Some stores’ buyers were tougher than others, and this led to the establishment of an indie-bookstore hierarchy in our minds. The tougher the buyers were, the scarcer the store credit would be and the more likely it was the store would have special, expensive treasures we yearned for. (Could we have simply bought these books? Well, we were earning a graduate student stipend, which hovers somewhere around minimum wage.) We’d start with the more selective stores, and as our crate dwindled, we’d bring the dregs into Bookman’s, a statewide chain with low standards but which offered notoriously low amounts of credit.

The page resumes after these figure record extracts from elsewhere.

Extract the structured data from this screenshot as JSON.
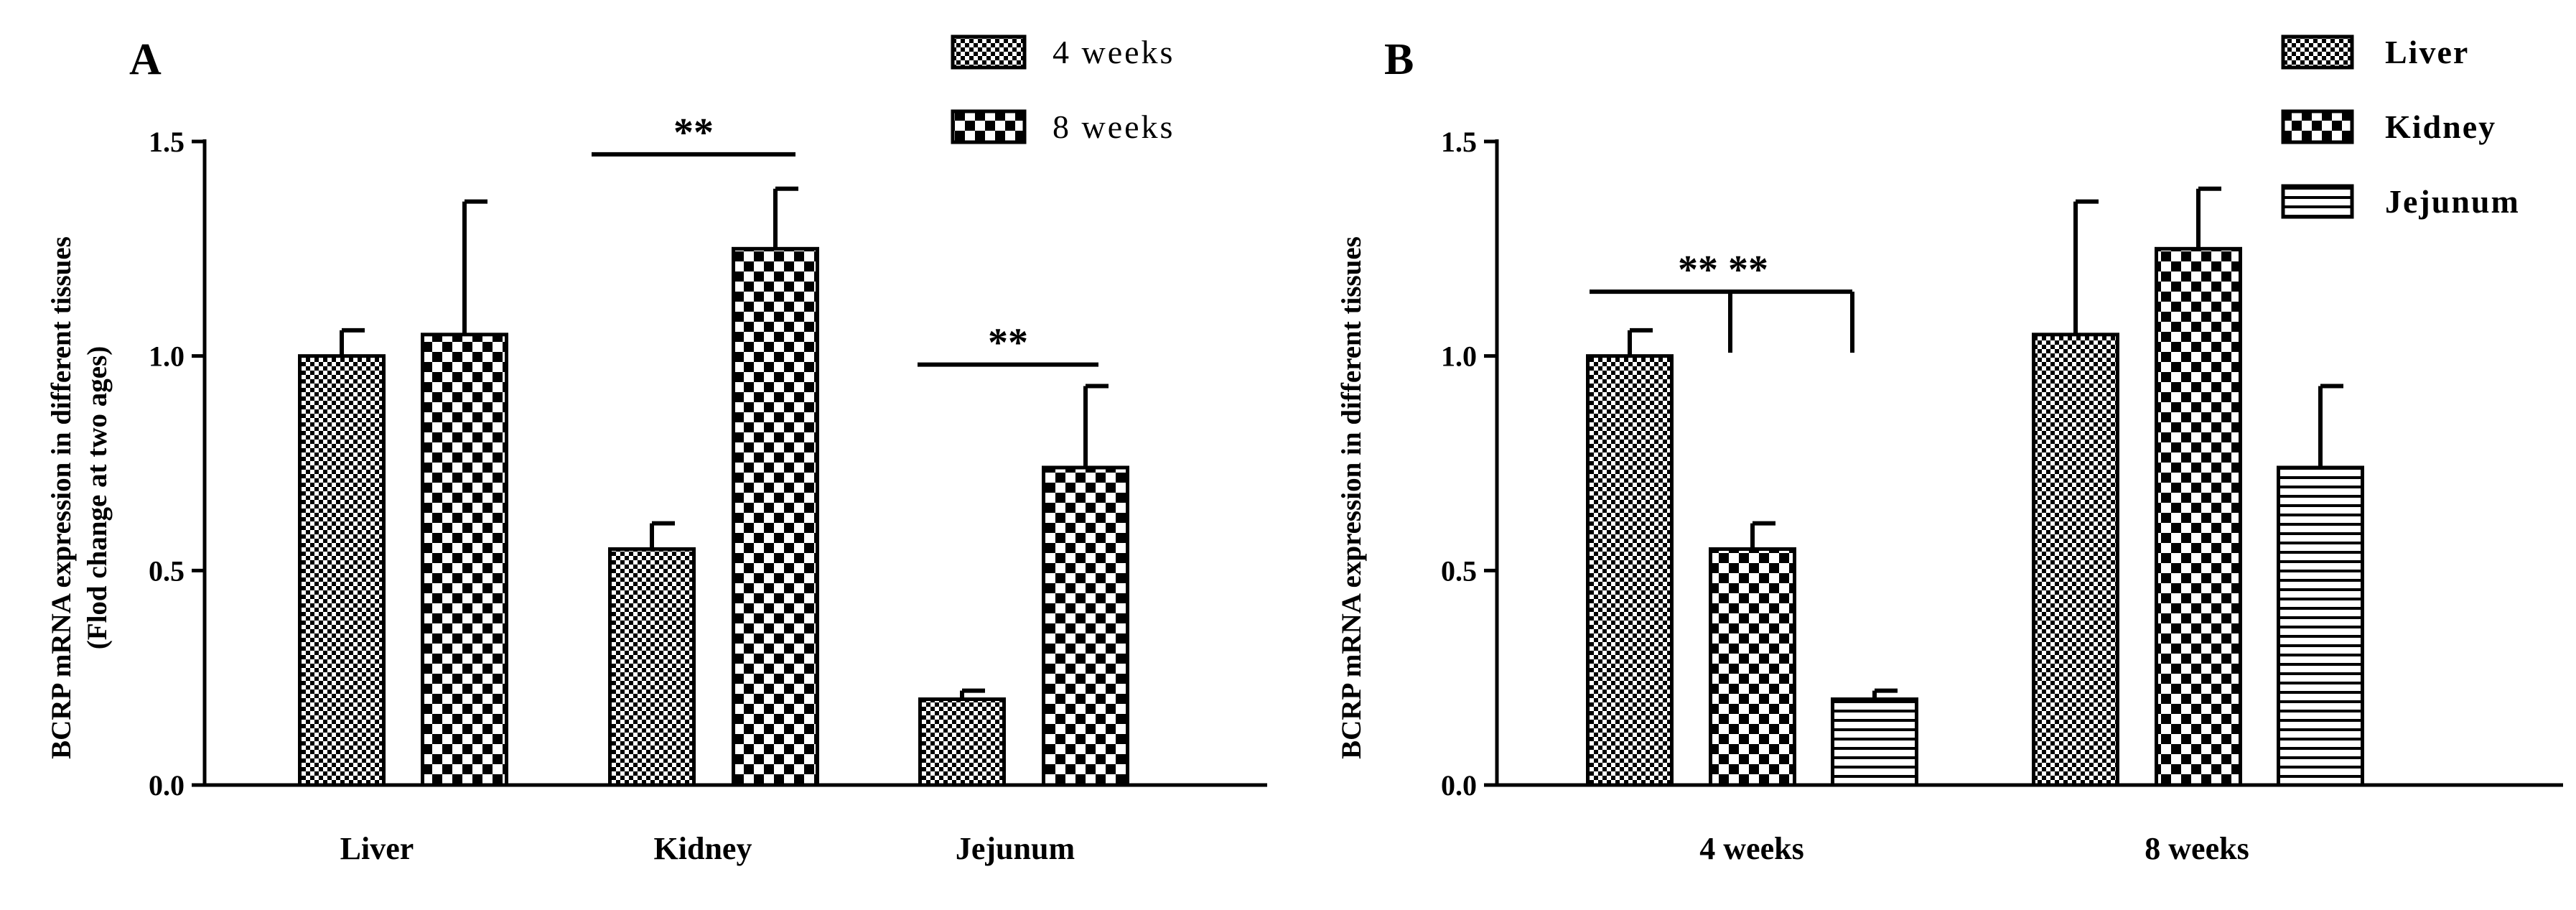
{
  "chart_data": [
    {
      "type": "bar",
      "panel_label": "A",
      "ylabel_line1": "BCRP mRNA expression in different tissues",
      "ylabel_line2": "(Flod change at two ages)",
      "xlabel": "",
      "ylim": [
        0,
        1.5
      ],
      "yticks": [
        "0.0",
        "0.5",
        "1.0",
        "1.5"
      ],
      "grid": false,
      "legend_position": "top-right",
      "categories": [
        "Liver",
        "Kidney",
        "Jejunum"
      ],
      "series": [
        {
          "name": "4 weeks",
          "pattern": "fine-checker",
          "values": [
            1.0,
            0.55,
            0.2
          ],
          "errors": [
            0.06,
            0.06,
            0.02
          ]
        },
        {
          "name": "8 weeks",
          "pattern": "coarse-checker",
          "values": [
            1.05,
            1.25,
            0.74
          ],
          "errors": [
            0.31,
            0.14,
            0.19
          ]
        }
      ],
      "annotations": [
        {
          "label": "**",
          "category": "Kidney",
          "between": [
            "4 weeks",
            "8 weeks"
          ],
          "y": 1.47
        },
        {
          "label": "**",
          "category": "Jejunum",
          "between": [
            "4 weeks",
            "8 weeks"
          ],
          "y": 0.98
        }
      ]
    },
    {
      "type": "bar",
      "panel_label": "B",
      "ylabel_line1": "BCRP mRNA expression in different tissues",
      "xlabel": "",
      "ylim": [
        0,
        1.5
      ],
      "yticks": [
        "0.0",
        "0.5",
        "1.0",
        "1.5"
      ],
      "grid": false,
      "legend_position": "top-right",
      "categories": [
        "4 weeks",
        "8 weeks"
      ],
      "series": [
        {
          "name": "Liver",
          "pattern": "fine-checker",
          "values": [
            1.0,
            1.05
          ],
          "errors": [
            0.06,
            0.31
          ]
        },
        {
          "name": "Kidney",
          "pattern": "coarse-checker",
          "values": [
            0.55,
            1.25
          ],
          "errors": [
            0.06,
            0.14
          ]
        },
        {
          "name": "Jejunum",
          "pattern": "horizontal-lines",
          "values": [
            0.2,
            0.74
          ],
          "errors": [
            0.02,
            0.19
          ]
        }
      ],
      "annotations": [
        {
          "label": "** **",
          "category": "4 weeks",
          "from": "Liver",
          "to": [
            "Kidney",
            "Jejunum"
          ],
          "y": 1.15
        }
      ]
    }
  ]
}
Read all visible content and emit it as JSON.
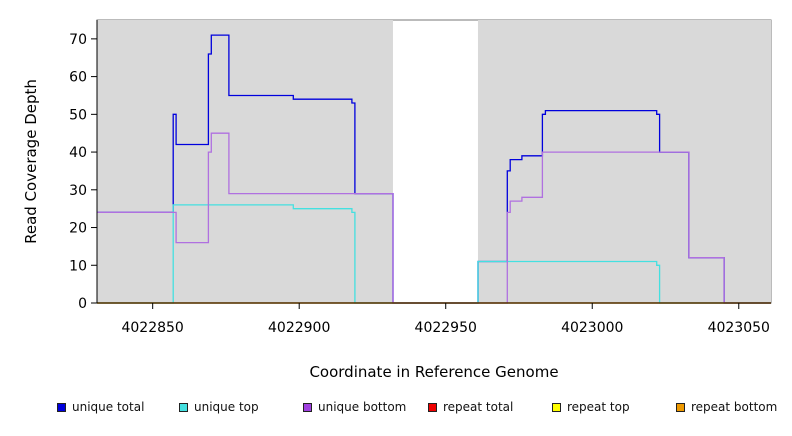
{
  "chart_data": {
    "type": "line",
    "title": "",
    "xlabel": "Coordinate in Reference Genome",
    "ylabel": "Read Coverage Depth",
    "xlim": [
      4022831,
      4023061
    ],
    "ylim": [
      0,
      75
    ],
    "x_ticks": [
      4022850,
      4022900,
      4022950,
      4023000,
      4023050
    ],
    "x_tick_labels": [
      "4022850",
      "4022900",
      "4022950",
      "4023000",
      "4023050"
    ],
    "y_ticks": [
      0,
      10,
      20,
      30,
      40,
      50,
      60,
      70
    ],
    "y_tick_labels": [
      "0",
      "10",
      "20",
      "30",
      "40",
      "50",
      "60",
      "70"
    ],
    "shaded_regions": [
      {
        "from": 4022831,
        "to": 4022932,
        "color": "#d9d9d9"
      },
      {
        "from": 4022961,
        "to": 4023061,
        "color": "#d9d9d9"
      }
    ],
    "legend_position": "bottom",
    "series": [
      {
        "name": "unique total",
        "color": "#0000dd",
        "steps": [
          [
            4022831,
            24
          ],
          [
            4022857,
            50
          ],
          [
            4022858,
            42
          ],
          [
            4022869,
            66
          ],
          [
            4022870,
            71
          ],
          [
            4022876,
            55
          ],
          [
            4022898,
            54
          ],
          [
            4022918,
            53
          ],
          [
            4022919,
            29
          ],
          [
            4022932,
            0
          ],
          [
            4022961,
            11
          ],
          [
            4022971,
            35
          ],
          [
            4022972,
            38
          ],
          [
            4022976,
            39
          ],
          [
            4022983,
            50
          ],
          [
            4022984,
            51
          ],
          [
            4023022,
            50
          ],
          [
            4023023,
            40
          ],
          [
            4023033,
            12
          ],
          [
            4023045,
            0
          ],
          [
            4023061,
            0
          ]
        ]
      },
      {
        "name": "unique top",
        "color": "#44e0e0",
        "steps": [
          [
            4022831,
            0
          ],
          [
            4022857,
            26
          ],
          [
            4022898,
            25
          ],
          [
            4022918,
            24
          ],
          [
            4022919,
            0
          ],
          [
            4022961,
            11
          ],
          [
            4023022,
            10
          ],
          [
            4023023,
            0
          ],
          [
            4023061,
            0
          ]
        ]
      },
      {
        "name": "unique bottom",
        "color": "#b070e0",
        "steps": [
          [
            4022831,
            24
          ],
          [
            4022858,
            16
          ],
          [
            4022869,
            40
          ],
          [
            4022870,
            45
          ],
          [
            4022876,
            29
          ],
          [
            4022919,
            29
          ],
          [
            4022932,
            0
          ],
          [
            4022971,
            24
          ],
          [
            4022972,
            27
          ],
          [
            4022976,
            28
          ],
          [
            4022983,
            40
          ],
          [
            4023023,
            40
          ],
          [
            4023033,
            12
          ],
          [
            4023045,
            0
          ],
          [
            4023061,
            0
          ]
        ]
      },
      {
        "name": "repeat total",
        "color": "#ee0000",
        "steps": [
          [
            4022831,
            0
          ],
          [
            4023061,
            0
          ]
        ]
      },
      {
        "name": "repeat top",
        "color": "#eeee00",
        "steps": [
          [
            4022831,
            0
          ],
          [
            4023061,
            0
          ]
        ]
      },
      {
        "name": "repeat bottom",
        "color": "#ee9900",
        "steps": [
          [
            4022831,
            0
          ],
          [
            4023061,
            0
          ]
        ]
      }
    ]
  },
  "legend": {
    "items": [
      {
        "label": "unique total",
        "color": "#0000dd"
      },
      {
        "label": "unique top",
        "color": "#44e0e0"
      },
      {
        "label": "unique bottom",
        "color": "#a040e0"
      },
      {
        "label": "repeat total",
        "color": "#ee0000"
      },
      {
        "label": "repeat top",
        "color": "#ffff00"
      },
      {
        "label": "repeat bottom",
        "color": "#ee9900"
      }
    ]
  }
}
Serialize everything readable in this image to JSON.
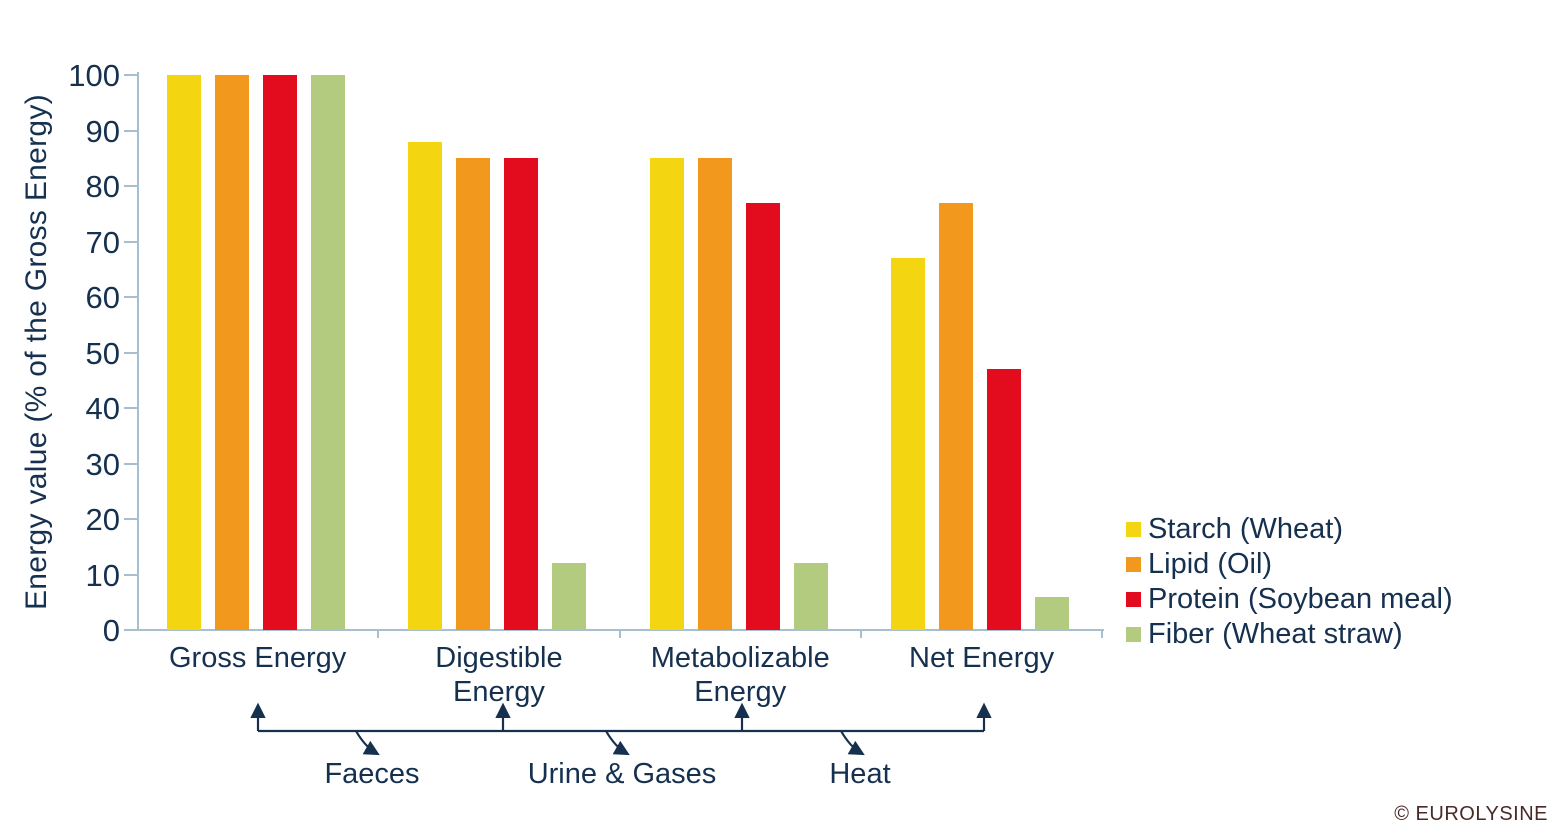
{
  "chart_data": {
    "type": "bar",
    "title": "",
    "ylabel": "Energy value (% of the Gross Energy)",
    "xlabel": "",
    "ylim": [
      0,
      100
    ],
    "ytick_step": 10,
    "grid": false,
    "legend_position": "right",
    "categories": [
      "Gross Energy",
      "Digestible Energy",
      "Metabolizable Energy",
      "Net Energy"
    ],
    "category_label_lines": [
      [
        "Gross Energy"
      ],
      [
        "Digestible",
        "Energy"
      ],
      [
        "Metabolizable",
        "Energy"
      ],
      [
        "Net Energy"
      ]
    ],
    "series": [
      {
        "name": "Starch (Wheat)",
        "color": "#F4D512",
        "values": [
          100,
          88,
          85,
          67
        ]
      },
      {
        "name": "Lipid (Oil)",
        "color": "#F2981C",
        "values": [
          100,
          85,
          85,
          77
        ]
      },
      {
        "name": "Protein (Soybean meal)",
        "color": "#E30C1F",
        "values": [
          100,
          85,
          77,
          47
        ]
      },
      {
        "name": "Fiber (Wheat straw)",
        "color": "#B2CB7E",
        "values": [
          100,
          12,
          12,
          6
        ]
      }
    ],
    "annotations": {
      "loss_labels": [
        "Faeces",
        "Urine & Gases",
        "Heat"
      ]
    }
  },
  "footer": {
    "copyright": "© EUROLYSINE"
  },
  "colors": {
    "text_navy": "#16314F",
    "axis_line": "#A8BFD0",
    "annotation_line": "#16314F",
    "copyright_text": "#4A2A28"
  }
}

And Bookman’s selection was sizeable, but stocked mainly with what we knew were the dregs.
While the bookstores would sometimes quote a cash figure for the books they wanted to buy from us, they always offered far more in store credit. Invariably, we took the credit. We had a lofty notion that we were in this for the knowledge—for more books—not for money. In our rejection of cash, we would even semi-self-deprecatingly quote a line that Joan Didion quoted in Slouching Towards Bethlehem: “the hippies scorn money—they call it bread”.
The problem with cash is that it immediately shifted the terms of the game, and how who was winning and who was losing was assessed. When it was a matter of who ended up with the better books, we believed we were the clear victors. I took away all three volumes of Kolakowski’s Main Currents of Marxism for a hodgepodge of forgettable contemporary fiction that I salvaged from a Mormon thrift store: Me 1, Book Haven 0. But looked at from a more bottom-line oriented perspective, it was not so flattering. The bookstores was getting to mark up by at least 100 percent the books we brought them, after hours and hours of unpaid labor, and their employees got to spend their days reading books and judging the likes of us while we were out there doing the grunt work. Our uncompensated labor helped kept their store going, and all we got out of it were some esoteric scraps. And when the culture of independent bookstores were celebrated, none of that glory redounded to us. We had already pitted ourselves against them in our hearts, and we envied them too.
Because book arbitrage had become a demented hobby for us, we didn’t mind being paid in books—that translated into prestige with the right sort of audience. And we enjoyed the work for its own sake, and for the comforting illusions about ourselves we drew from it. But eventually, when we were no longer in the cloistered economy of graduate school and had to make our way in the real world, we discovered that unread books on the shelf don’t offer much sustenance and no one is nearly as impressed with our collections as we were with ourselves. Then the collections slowly get dismantled and sold, for real, and all the chimerical gains from our arbitrage are wiped out for good.